No matter what they do, an air of suspicion always seems to circle around Kasabian. Maybe it’s because they’ve always thought big, writing rock anthems long before they reached the size of audience to do them justice; maybe the laddish, big-mouthed attitude they gave off; maybe the fact that they seemed to be being groomed to step into Oasis’ shoes once the inevitable happened. Whatever the reason, they have become stuck in that most familiar categories – a band loved by an awful lot of people yet looked down upon by those that know ‘best’ – and like the majority of the others locked in there, they clearly care far more for the former than the latter.
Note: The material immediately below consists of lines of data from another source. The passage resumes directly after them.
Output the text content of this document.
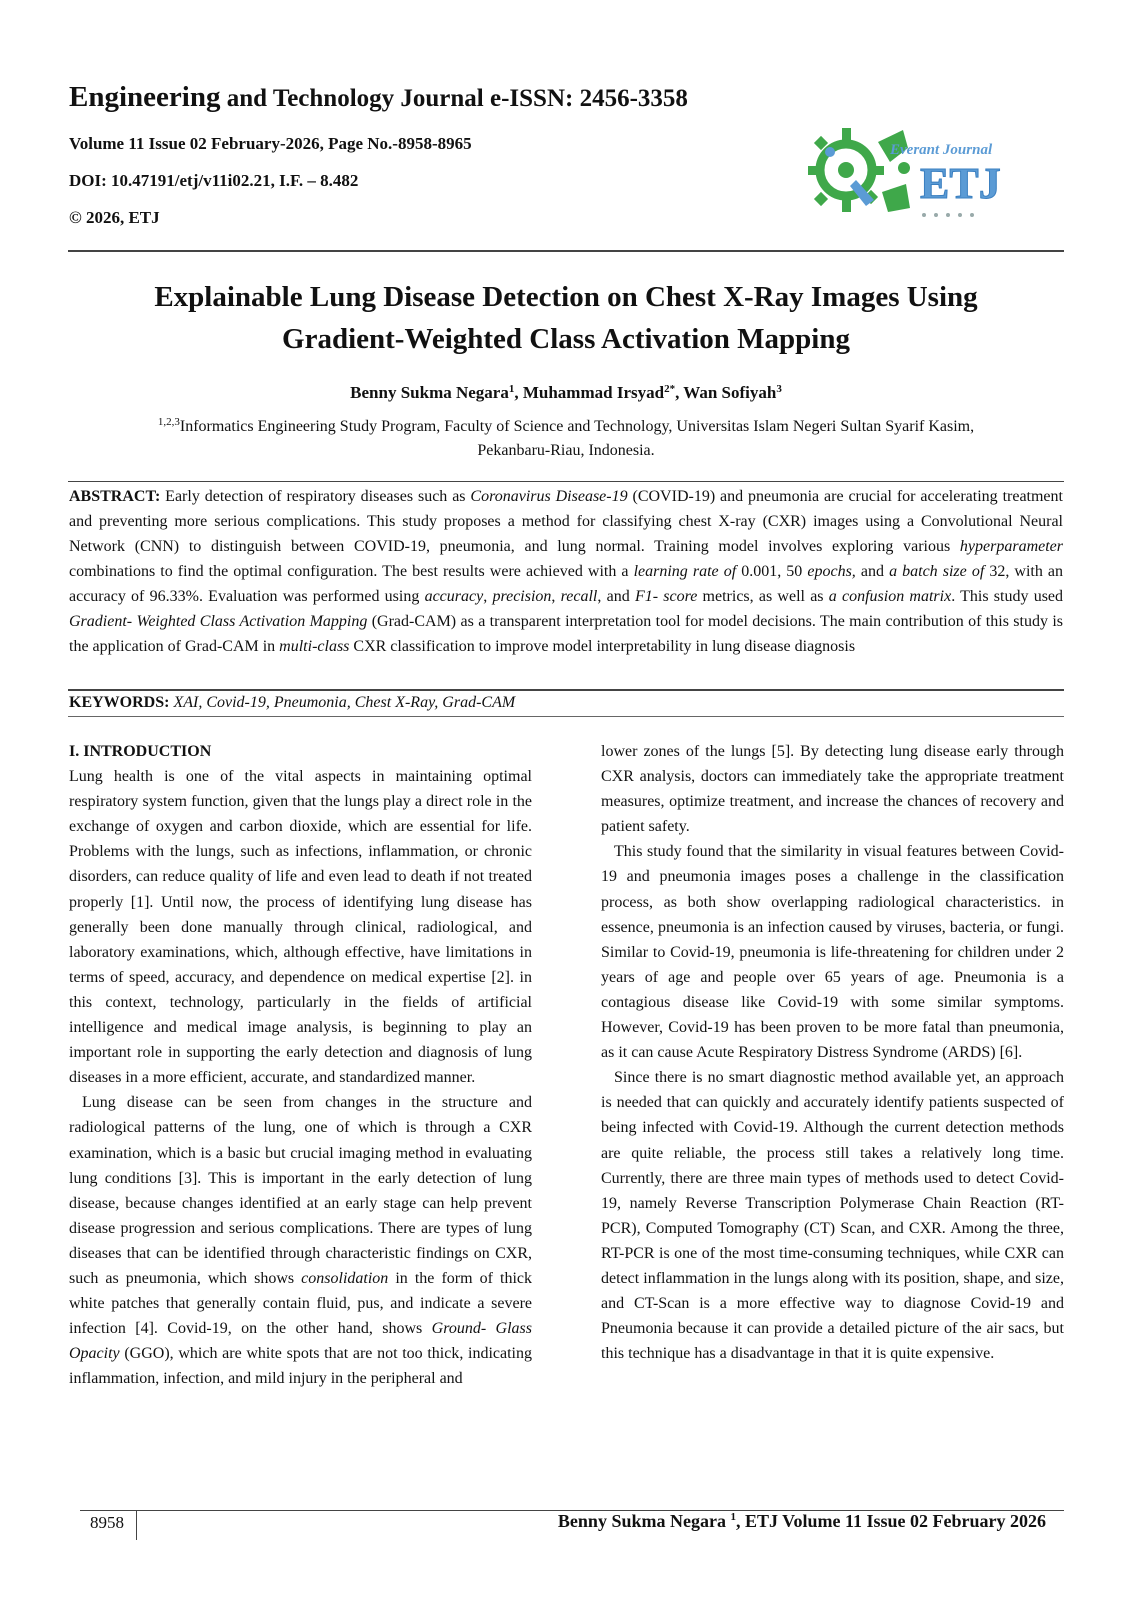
Engineering and Technology Journal e-ISSN: 2456-3358
Volume 11 Issue 02 February-2026, Page No.-8958-8965
DOI: 10.47191/etj/v11i02.21, I.F. – 8.482
© 2026, ETJ
Everant Journal
ETJ
Explainable Lung Disease Detection on Chest X-Ray Images Using
Gradient-Weighted Class Activation Mapping
Benny Sukma Negara$^1$, Muhammad Irsyad$^{2*}$, Wan Sofiyah$^3$
$^{1,2,3}$Informatics Engineering Study Program, Faculty of Science and Technology, Universitas Islam Negeri Sultan Syarif Kasim,
Pekanbaru-Riau, Indonesia.
ABSTRACT: Early detection of respiratory diseases such as Coronavirus Disease-19 (COVID-19) and pneumonia are crucial for accelerating treatment and preventing more serious complications. This study proposes a method for classifying chest X-ray (CXR) images using a Convolutional Neural Network (CNN) to distinguish between COVID-19, pneumonia, and lung normal. Training model involves exploring various hyperparameter combinations to find the optimal configuration. The best results were achieved with a learning rate of 0.001, 50 epochs, and a batch size of 32, with an accuracy of 96.33%. Evaluation was performed using accuracy, precision, recall, and F1- score metrics, as well as a confusion matrix. This study used Gradient- Weighted Class Activation Mapping (Grad-CAM) as a transparent interpretation tool for model decisions. The main contribution of this study is the application of Grad-CAM in multi-class CXR classification to improve model interpretability in lung disease diagnosis
KEYWORDS: XAI, Covid-19, Pneumonia, Chest X-Ray, Grad-CAM

I. INTRODUCTION

Lung health is one of the vital aspects in maintaining optimal respiratory system function, given that the lungs play a direct role in the exchange of oxygen and carbon dioxide, which are essential for life. Problems with the lungs, such as infections, inflammation, or chronic disorders, can reduce quality of life and even lead to death if not treated properly [1]. Until now, the process of identifying lung disease has generally been done manually through clinical, radiological, and laboratory examinations, which, although effective, have limitations in terms of speed, accuracy, and dependence on medical expertise [2]. in this context, technology, particularly in the fields of artificial intelligence and medical image analysis, is beginning to play an important role in supporting the early detection and diagnosis of lung diseases in a more efficient, accurate, and standardized manner.

Lung disease can be seen from changes in the structure and radiological patterns of the lung, one of which is through a CXR examination, which is a basic but crucial imaging method in evaluating lung conditions [3]. This is important in the early detection of lung disease, because changes identified at an early stage can help prevent disease progression and serious complications. There are types of lung diseases that can be identified through characteristic findings on CXR, such as pneumonia, which shows consolidation in the form of thick white patches that generally contain fluid, pus, and indicate a severe infection [4]. Covid-19, on the other hand, shows Ground- Glass Opacity (GGO), which are white spots that are not too thick, indicating inflammation, infection, and mild injury in the peripheral and

lower zones of the lungs [5]. By detecting lung disease early through CXR analysis, doctors can immediately take the appropriate treatment measures, optimize treatment, and increase the chances of recovery and patient safety.

This study found that the similarity in visual features between Covid-19 and pneumonia images poses a challenge in the classification process, as both show overlapping radiological characteristics. in essence, pneumonia is an infection caused by viruses, bacteria, or fungi. Similar to Covid-19, pneumonia is life-threatening for children under 2 years of age and people over 65 years of age. Pneumonia is a contagious disease like Covid-19 with some similar symptoms. However, Covid-19 has been proven to be more fatal than pneumonia, as it can cause Acute Respiratory Distress Syndrome (ARDS) [6].

Since there is no smart diagnostic method available yet, an approach is needed that can quickly and accurately identify patients suspected of being infected with Covid-19. Although the current detection methods are quite reliable, the process still takes a relatively long time. Currently, there are three main types of methods used to detect Covid-19, namely Reverse Transcription Polymerase Chain Reaction (RT-PCR), Computed Tomography (CT) Scan, and CXR. Among the three, RT-PCR is one of the most time-consuming techniques, while CXR can detect inflammation in the lungs along with its position, shape, and size, and CT-Scan is a more effective way to diagnose Covid-19 and Pneumonia because it can provide a detailed picture of the air sacs, but this technique has a disadvantage in that it is quite expensive.

8958	Benny Sukma Negara $^1$, ETJ Volume 11 Issue 02 February 2026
Yet all this may be to do Kasabian an injustice, for theirs has never been an approach happy to settle for the mediocre, for the middle of the road. Right from the off, that attitude was backed by tunes with enough swagger to back it up and even their harshest critic would have to admit that they’ve reached their current status through an adherence to the old-fashioned rules of working your way up. More encouraging still, fourth album Velociraptor! suggests that, far from resting on their laurels, Kasabian have enough confidence in their own abilities to take chances and mess with their arena audience’s heads.
Although billed by the band themselves as their pop album, there’s nothing straightforward about the record. ‘Let’s Roll Just Like We Used To’, an ode to the friendship of core pair Serge Pizzorno and Tom Meighan, catches you off guard from the very start – a swirling, psychedelic intro leading into a trumpet led beat tune, completely unexpected and also very, very good. ‘Days Are Forgotten’ is similarly impressive, a tight and crisp funky tune that clearly bears the hallmarks of producer Dan The Automater.
Odd as it may sound, part of Velociraptor!’s charm is that it doesn’t always work. The surprisingly insipid ballad ‘Goodbye Kiss’ leads into a meandering middle section that fails to connect, especially on the ponderous ‘Acid Turkish Bath (Shelter From The Storm)’. Yet these follies just throw into focus how could what follows is. ‘I Hear Voices’ takes their talent for a shout a long tune and applies it to a backing not unlike Vince Clarke era Depeche Mode, while ‘Man Of Simple Pleasures’ bowls along over a Gorillaz style hip-hop beat. They can’t keep it up, though, allowing the album to slide to a weak finish with the aimless ‘Neon Noon’. Not a perfect record then, far from it in fact, but Kasabian are far from a perfect band. What it does offer, however, is evidence that those who would dismiss them out of hand are doing them a disservice. Listen without prejudice and you might even surprise yourself.